=====================
Smaller Vector Tables
=====================

.. warning:: 
    Migrated from: 
    https://cwiki.apache.org/confluence/display/NUTTX/Smaller+Vector+Tables 


One of the largest OS data structures is the vector table, 
``g_irqvector[]``. This is the table that holds the vector 
information when ``irq_attach()`` is called and used to 
dispatch interrupts by ``irq_dispatch()``. Recent changes 
have made that table even larger, for 32-bit arm the 
size of that table is given by:

.. code-block:: c

    nbytes = number_of_interrupts * (2 * sizeof(void *))

We will focus on the STM32 for this discussion to keep 
things simple. However, this discussion applies to all 
architectures.

The number of (physical) interrupt vectors supported by 
the MCU hardwared given by the definition ``NR_IRQ`` which 
is provided in a header file in ``arch/arm/include/stm32``. 
This is, by default, the value of ``number_of_interrupts`` 
in the above equation.

For a 32-bit ARM like the STM32 with, say, 100 interrupt 
vectors, this size would be 800 bytes of memory. That is 
not a lot for high-end MCUs with a lot of RAM memory, 
but could be a show stopper for MCUs with minimal RAM.
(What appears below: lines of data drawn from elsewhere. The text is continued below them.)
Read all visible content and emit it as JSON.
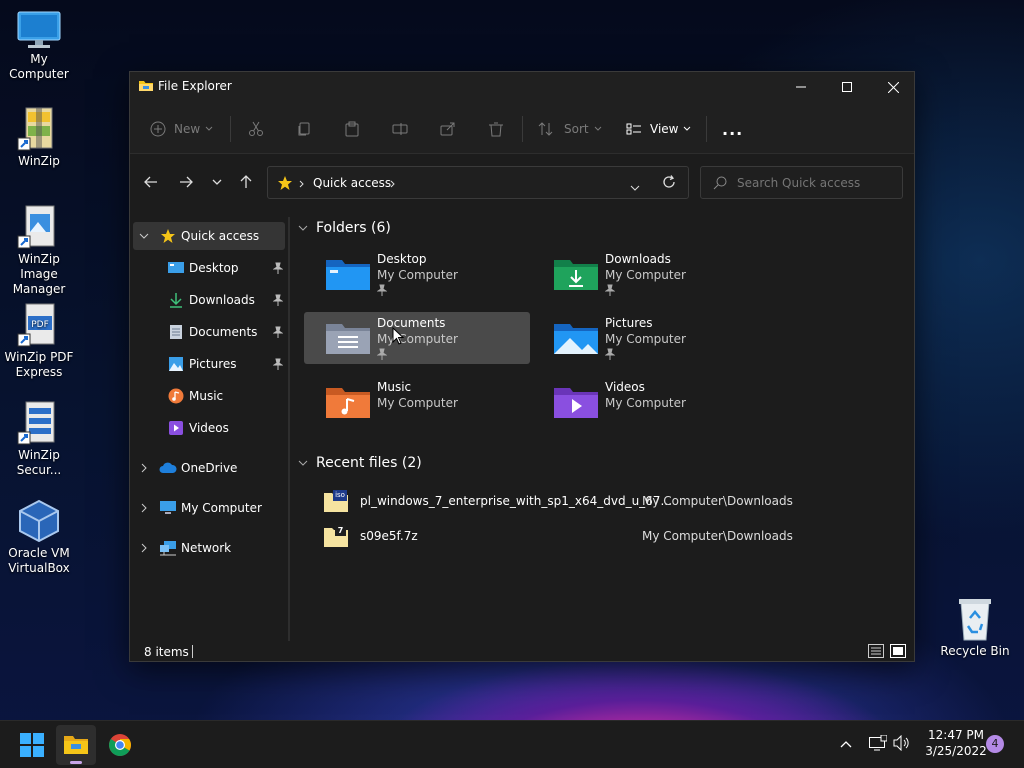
{
  "desktop": {
    "icons": [
      {
        "label": "My Computer"
      },
      {
        "label": "WinZip"
      },
      {
        "label": "WinZip Image Manager"
      },
      {
        "label": "WinZip PDF Express"
      },
      {
        "label": "WinZip Secur..."
      },
      {
        "label": "Oracle VM VirtualBox"
      },
      {
        "label": "Recycle Bin"
      }
    ]
  },
  "window": {
    "title": "File Explorer",
    "toolbar": {
      "new": "New",
      "sort": "Sort",
      "view": "View",
      "more": "..."
    },
    "address": {
      "location": "Quick access"
    },
    "search": {
      "placeholder": "Search Quick access"
    },
    "nav_pane": {
      "items": [
        {
          "label": "Quick access"
        },
        {
          "label": "Desktop"
        },
        {
          "label": "Downloads"
        },
        {
          "label": "Documents"
        },
        {
          "label": "Pictures"
        },
        {
          "label": "Music"
        },
        {
          "label": "Videos"
        },
        {
          "label": "OneDrive"
        },
        {
          "label": "My Computer"
        },
        {
          "label": "Network"
        }
      ]
    },
    "folders": {
      "header": "Folders (6)",
      "items": [
        {
          "name": "Desktop",
          "location": "My Computer"
        },
        {
          "name": "Downloads",
          "location": "My Computer"
        },
        {
          "name": "Documents",
          "location": "My Computer"
        },
        {
          "name": "Pictures",
          "location": "My Computer"
        },
        {
          "name": "Music",
          "location": "My Computer"
        },
        {
          "name": "Videos",
          "location": "My Computer"
        }
      ]
    },
    "recent": {
      "header": "Recent files (2)",
      "items": [
        {
          "name": "pl_windows_7_enterprise_with_sp1_x64_dvd_u_67...",
          "location": "My Computer\\Downloads",
          "badge": "iso"
        },
        {
          "name": "s09e5f.7z",
          "location": "My Computer\\Downloads",
          "badge": "7"
        }
      ]
    },
    "status": {
      "count": "8 items"
    }
  },
  "taskbar": {
    "time": "12:47 PM",
    "date": "3/25/2022",
    "notification_count": "4"
  },
  "colors": {
    "accent_blue": "#4cc2ff",
    "folder_blue": "#1e88e5",
    "folder_green": "#1fa35c",
    "folder_gray": "#9aa3b5",
    "folder_orange": "#f07a3a",
    "folder_purple": "#8a4fe0",
    "star_yellow": "#f5c518",
    "badge_purple": "#b48ae6"
  }
}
Two approaches for reducing the size of the vector tables 
are described below. Both depend on the fact that not all 
interrupts are used on a given MCU. Most of the time, 
the majority of entries in ``g_irqvector[]`` are zero because 
only a small number of interrupts are actually attached 
and enabled by the application. If you know that certain 
IRQ numbers are not going to be used, then it is possible 
to filter those out and reduce the size to the number of 
supported interrupts.

For example, if the actual number of interrupts used were 
20, the the above requirement would go from 800 bytes to 
160 bytes.

Software IRQ Remapping
======================

`[On March 3, 2017, support for this "Software IRQ Remapping" 
as included in the NuttX repository.]`

One of the simplest way of reducing the size of 
``g_irqvector[]`` would be to remap the large set of physical 
interrupt vectors into a much small set of interrupts that 
are actually used. For the sake of discussion, let's 
imagine two new configuration settings:

* ``CONFIG_ARCH_MINIMAL_VECTORTABLE``: Enables IRQ mapping
* ``CONFIG_ARCH_NUSER_INTERRUPTS``: The number of IRQs after mapping.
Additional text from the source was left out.